恒常的シナプス可塑性におけるADAR2を介したGluA2のQ/R編集

SCIENCE SIGNALING
13 May 2025 Vol 18, Issue 886
DOI: 10.1126/scisignal.adr1442

Lucy Peterson^{1, 2}, Richard Coca^{1, 3}, Shreya Parikh¹, Katrina McCarthy¹, Heng-Ye Man^{1, 2, 3, 4, *}

1. ¹ Department of Biology, Boston University, Boston, MA 02215, USA.
2. ² Department of Pharmacology, Physiology and Biophysics, Boston University School of Medicine, Boston, MA 02118, USA.
3. ³ Graduate Program for Neuroscience, Boston University, Boston, MA 02215, USA.
4. ⁴ Center for Systems Neuroscience, Boston University, Boston, MA 02215, USA.
5. * Corresponding author.
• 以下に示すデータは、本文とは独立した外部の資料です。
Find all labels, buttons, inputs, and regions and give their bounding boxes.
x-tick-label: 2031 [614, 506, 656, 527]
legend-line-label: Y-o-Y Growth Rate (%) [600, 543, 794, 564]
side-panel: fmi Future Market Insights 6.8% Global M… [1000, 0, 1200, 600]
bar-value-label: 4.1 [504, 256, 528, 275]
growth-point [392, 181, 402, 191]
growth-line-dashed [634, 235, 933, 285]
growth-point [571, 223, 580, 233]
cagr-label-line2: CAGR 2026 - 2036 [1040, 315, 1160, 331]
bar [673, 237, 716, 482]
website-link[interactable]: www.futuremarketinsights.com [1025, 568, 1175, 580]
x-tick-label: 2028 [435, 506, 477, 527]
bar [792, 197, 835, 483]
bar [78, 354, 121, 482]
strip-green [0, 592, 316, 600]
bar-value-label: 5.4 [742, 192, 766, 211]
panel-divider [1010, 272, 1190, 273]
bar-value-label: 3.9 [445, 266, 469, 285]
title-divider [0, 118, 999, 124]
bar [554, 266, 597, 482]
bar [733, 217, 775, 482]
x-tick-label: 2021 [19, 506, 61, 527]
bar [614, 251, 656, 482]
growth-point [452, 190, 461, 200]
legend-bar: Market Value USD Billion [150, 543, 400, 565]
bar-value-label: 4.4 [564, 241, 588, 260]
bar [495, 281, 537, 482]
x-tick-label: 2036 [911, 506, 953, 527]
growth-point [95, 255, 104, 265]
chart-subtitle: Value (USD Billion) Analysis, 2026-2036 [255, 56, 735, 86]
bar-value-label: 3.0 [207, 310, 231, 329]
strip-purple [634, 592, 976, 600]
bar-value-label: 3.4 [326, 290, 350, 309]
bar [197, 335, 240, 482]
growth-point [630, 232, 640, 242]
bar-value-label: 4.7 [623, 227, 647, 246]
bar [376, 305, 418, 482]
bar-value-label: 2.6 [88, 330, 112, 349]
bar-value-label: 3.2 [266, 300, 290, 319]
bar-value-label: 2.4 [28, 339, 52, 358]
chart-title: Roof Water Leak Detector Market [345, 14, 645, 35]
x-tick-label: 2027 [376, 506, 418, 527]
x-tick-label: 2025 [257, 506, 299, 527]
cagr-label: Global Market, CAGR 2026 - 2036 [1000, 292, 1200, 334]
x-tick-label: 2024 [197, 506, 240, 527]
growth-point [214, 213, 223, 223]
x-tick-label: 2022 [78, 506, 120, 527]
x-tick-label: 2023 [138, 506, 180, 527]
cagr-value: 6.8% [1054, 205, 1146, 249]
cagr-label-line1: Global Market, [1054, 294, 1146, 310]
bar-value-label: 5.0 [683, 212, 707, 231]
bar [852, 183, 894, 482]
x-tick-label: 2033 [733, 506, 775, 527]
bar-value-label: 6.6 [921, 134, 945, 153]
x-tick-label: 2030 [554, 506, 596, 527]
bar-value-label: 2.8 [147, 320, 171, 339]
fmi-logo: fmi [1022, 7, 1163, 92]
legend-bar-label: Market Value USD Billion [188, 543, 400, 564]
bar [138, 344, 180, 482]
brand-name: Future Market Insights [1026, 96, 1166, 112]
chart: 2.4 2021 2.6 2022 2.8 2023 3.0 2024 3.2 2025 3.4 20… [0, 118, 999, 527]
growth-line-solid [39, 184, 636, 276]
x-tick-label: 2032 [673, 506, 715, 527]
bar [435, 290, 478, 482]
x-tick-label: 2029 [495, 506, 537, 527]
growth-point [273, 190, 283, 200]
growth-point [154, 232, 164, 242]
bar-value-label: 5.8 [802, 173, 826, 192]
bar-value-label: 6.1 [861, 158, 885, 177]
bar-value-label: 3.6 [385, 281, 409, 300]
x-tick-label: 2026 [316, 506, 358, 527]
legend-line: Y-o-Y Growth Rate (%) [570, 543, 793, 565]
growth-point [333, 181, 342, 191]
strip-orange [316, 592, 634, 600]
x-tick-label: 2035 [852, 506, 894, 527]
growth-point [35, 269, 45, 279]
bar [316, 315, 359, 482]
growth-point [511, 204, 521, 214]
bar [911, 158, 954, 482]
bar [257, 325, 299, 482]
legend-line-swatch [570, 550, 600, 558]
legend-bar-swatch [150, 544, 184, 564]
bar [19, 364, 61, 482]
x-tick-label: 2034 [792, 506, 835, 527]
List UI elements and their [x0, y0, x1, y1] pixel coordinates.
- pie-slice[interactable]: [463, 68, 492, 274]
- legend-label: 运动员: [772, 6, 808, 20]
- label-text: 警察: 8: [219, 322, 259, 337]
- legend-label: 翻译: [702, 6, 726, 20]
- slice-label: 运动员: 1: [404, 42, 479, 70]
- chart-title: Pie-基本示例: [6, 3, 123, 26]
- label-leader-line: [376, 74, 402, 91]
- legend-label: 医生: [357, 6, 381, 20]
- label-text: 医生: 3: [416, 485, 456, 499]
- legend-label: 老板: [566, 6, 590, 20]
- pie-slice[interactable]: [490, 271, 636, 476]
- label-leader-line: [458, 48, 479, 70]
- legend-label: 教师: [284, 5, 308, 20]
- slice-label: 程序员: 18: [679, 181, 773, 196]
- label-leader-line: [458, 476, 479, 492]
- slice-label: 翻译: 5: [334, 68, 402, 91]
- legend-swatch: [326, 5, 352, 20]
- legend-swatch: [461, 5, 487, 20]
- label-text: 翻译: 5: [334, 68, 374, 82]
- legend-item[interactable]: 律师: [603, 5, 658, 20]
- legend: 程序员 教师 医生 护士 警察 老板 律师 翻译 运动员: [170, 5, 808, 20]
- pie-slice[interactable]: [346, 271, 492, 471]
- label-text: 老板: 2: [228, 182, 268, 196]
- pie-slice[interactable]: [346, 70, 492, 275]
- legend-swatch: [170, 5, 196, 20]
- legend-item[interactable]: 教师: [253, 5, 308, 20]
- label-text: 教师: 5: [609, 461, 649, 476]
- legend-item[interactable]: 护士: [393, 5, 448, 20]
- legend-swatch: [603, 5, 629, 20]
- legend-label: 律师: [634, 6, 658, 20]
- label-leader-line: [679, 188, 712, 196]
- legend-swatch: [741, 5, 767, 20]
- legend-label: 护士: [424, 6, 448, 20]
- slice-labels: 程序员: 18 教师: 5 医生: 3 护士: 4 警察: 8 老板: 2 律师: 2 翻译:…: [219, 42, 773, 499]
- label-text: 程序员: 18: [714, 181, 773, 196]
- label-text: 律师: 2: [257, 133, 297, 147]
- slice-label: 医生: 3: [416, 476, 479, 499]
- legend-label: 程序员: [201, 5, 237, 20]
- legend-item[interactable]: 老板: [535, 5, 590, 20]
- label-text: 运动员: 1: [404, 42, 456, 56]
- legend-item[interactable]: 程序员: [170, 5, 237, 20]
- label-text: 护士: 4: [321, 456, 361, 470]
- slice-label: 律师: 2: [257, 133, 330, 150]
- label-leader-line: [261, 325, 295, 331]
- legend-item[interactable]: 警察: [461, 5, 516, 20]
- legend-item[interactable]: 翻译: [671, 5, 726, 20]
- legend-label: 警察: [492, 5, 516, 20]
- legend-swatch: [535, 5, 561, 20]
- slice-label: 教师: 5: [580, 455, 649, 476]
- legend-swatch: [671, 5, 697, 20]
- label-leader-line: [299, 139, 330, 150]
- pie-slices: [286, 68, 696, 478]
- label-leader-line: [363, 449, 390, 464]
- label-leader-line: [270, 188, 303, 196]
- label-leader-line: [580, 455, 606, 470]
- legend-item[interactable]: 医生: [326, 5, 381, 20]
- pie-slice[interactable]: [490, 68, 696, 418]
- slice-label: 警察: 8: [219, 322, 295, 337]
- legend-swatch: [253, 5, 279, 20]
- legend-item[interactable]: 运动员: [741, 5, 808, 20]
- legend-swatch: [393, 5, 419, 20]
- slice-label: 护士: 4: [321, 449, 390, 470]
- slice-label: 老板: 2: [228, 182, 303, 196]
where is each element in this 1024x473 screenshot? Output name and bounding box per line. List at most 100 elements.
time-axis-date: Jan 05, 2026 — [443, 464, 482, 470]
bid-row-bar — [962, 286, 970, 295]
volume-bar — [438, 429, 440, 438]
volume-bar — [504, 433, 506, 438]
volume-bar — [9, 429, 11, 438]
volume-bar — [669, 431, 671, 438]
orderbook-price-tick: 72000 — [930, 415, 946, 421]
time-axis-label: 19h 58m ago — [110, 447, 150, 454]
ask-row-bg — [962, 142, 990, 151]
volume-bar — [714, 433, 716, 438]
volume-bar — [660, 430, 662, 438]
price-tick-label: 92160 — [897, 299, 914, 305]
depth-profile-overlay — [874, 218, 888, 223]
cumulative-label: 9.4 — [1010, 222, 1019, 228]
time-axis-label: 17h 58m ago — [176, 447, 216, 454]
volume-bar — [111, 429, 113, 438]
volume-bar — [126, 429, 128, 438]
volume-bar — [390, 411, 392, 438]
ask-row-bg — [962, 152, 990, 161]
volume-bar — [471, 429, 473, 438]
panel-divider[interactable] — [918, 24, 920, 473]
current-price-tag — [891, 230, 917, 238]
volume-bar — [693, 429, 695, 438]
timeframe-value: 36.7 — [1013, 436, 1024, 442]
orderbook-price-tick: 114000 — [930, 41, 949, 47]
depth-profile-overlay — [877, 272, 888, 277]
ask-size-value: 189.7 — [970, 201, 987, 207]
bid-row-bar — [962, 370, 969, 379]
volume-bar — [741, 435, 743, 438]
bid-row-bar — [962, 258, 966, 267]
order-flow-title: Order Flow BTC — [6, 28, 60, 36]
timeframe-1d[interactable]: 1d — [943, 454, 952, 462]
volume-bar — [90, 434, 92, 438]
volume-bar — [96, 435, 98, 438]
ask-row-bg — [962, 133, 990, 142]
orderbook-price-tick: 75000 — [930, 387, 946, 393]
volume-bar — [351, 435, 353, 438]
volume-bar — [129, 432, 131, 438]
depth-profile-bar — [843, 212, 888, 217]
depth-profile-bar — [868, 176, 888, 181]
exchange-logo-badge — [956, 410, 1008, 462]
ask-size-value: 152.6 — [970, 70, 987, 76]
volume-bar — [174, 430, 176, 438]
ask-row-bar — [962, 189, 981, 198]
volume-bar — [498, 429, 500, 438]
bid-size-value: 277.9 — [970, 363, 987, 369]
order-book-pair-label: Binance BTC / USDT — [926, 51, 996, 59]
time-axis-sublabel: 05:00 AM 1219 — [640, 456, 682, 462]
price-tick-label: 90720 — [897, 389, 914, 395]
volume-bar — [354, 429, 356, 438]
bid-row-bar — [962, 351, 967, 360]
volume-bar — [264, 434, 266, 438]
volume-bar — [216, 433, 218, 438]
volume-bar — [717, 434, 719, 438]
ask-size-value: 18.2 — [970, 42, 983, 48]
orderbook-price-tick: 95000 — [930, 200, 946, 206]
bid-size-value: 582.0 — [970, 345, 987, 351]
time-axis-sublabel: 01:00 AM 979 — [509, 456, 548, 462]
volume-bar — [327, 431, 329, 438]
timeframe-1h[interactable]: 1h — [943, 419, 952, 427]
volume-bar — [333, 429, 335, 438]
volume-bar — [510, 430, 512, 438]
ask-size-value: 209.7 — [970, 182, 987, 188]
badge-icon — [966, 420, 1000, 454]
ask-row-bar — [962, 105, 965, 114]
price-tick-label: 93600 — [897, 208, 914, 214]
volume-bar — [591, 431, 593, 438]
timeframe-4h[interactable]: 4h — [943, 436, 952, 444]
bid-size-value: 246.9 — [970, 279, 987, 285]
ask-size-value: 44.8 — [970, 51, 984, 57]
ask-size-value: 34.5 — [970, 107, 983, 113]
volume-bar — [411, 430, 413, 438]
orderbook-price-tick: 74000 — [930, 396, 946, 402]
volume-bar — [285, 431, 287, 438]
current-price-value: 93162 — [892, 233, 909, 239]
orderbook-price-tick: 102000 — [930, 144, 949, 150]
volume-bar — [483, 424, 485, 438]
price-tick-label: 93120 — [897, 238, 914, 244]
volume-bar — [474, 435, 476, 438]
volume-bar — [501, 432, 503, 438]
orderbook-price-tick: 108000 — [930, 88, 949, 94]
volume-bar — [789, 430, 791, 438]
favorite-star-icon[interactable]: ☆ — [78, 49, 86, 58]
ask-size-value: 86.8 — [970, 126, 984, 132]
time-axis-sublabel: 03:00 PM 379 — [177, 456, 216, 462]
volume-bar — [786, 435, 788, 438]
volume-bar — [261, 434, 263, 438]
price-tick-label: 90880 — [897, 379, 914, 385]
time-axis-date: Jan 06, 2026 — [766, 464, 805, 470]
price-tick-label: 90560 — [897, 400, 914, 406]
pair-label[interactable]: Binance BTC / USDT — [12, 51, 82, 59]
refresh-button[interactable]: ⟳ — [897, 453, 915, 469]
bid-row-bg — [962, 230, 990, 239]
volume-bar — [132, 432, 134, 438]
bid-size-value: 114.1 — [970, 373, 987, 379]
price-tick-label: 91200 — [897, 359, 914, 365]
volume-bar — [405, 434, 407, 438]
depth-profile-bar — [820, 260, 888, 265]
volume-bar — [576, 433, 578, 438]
Email: hman@bu.edu

Editor's summary

慢性的に活動が低かったり過剰に活動しているニューロンは脳機能を低下させるため、恒常的シナプススケーリングと呼ばれるフィードバック機構によって神経活動の慢性的な変化は制限される。Petersonらは、RNA編集を阻害することで恒常的なアップスケーリングとシナプス強化が支持されることを発見した。刺激を受けたマウス皮質ニューロンにおいて、RNAエディターADAR2はAMPA型グルタミン酸受容体（AMPAR）のGluA2サブユニットの孔対向領域にあるグルタミン残基をアルギニンに変化させた。刺激が停止すると、ADAR2の存在量と機能が低下し、その結果、編集されていないGluA2がAMPARに多く取り込まれ、Ca²⁺透過性が向上し、シナプス強度が上昇した。この機構は暗所で飼育されたマウスの視覚皮質で観察され、恒常的スケーリングにおける転写後機構が明らかになった。—Leslie K. Ferrarelli

要約

恒常的シナプス可塑性とは、ニューロンがシナプス強度を修正することで活動の慢性的な増加または減少に対抗する負のフィードバック機構である。活動欠乏に対する応答として、シナプスにおけるAMPA受容体（AMPAR）、特にCa²⁺透過性AMPARの数を増やすことでシナプス強度が強化される。本研究では、恒常的アップスケーリング時のこのCa²⁺透過性AMPARの増加が、AMPARサブユニットGluA2をコードするGRIA2 mRNAの転写後編集の減少によって媒介されていることを発見した。培養ニューロンでは、活動欠乏によって編集されていないGluA2の量が増加し、そのイオンチャネル孔にはアルギニン（R）の代わりにグルタミン（Q）コドンが含まれるようになり、シナプスにおけるCa²⁺透過性AMPARの数も増加した。これらの効果は、スプライシング因子依存的に核内のADAR2の量と活性が減少することによって媒介されていた。ADAR2の過剰発現、またはGluA2転写産物のCRISPR-Cas13誘導性編集は、活動遮断された一次ニューロンにおける恒常的なアップスケーリングを阻害した。マウスでは、暗期飼育により一次視覚野（V1）におけるGluA2をコードする転写産物のQからRへの編集が減少し、V1におけるADAR2のウイルス性過剰発現は恒常的なシナプス可塑性の誘導を阻害した。これらの知見は、活動依存的なGluA2編集の制御が恒常的なシナプス可塑性に寄与することを示唆している。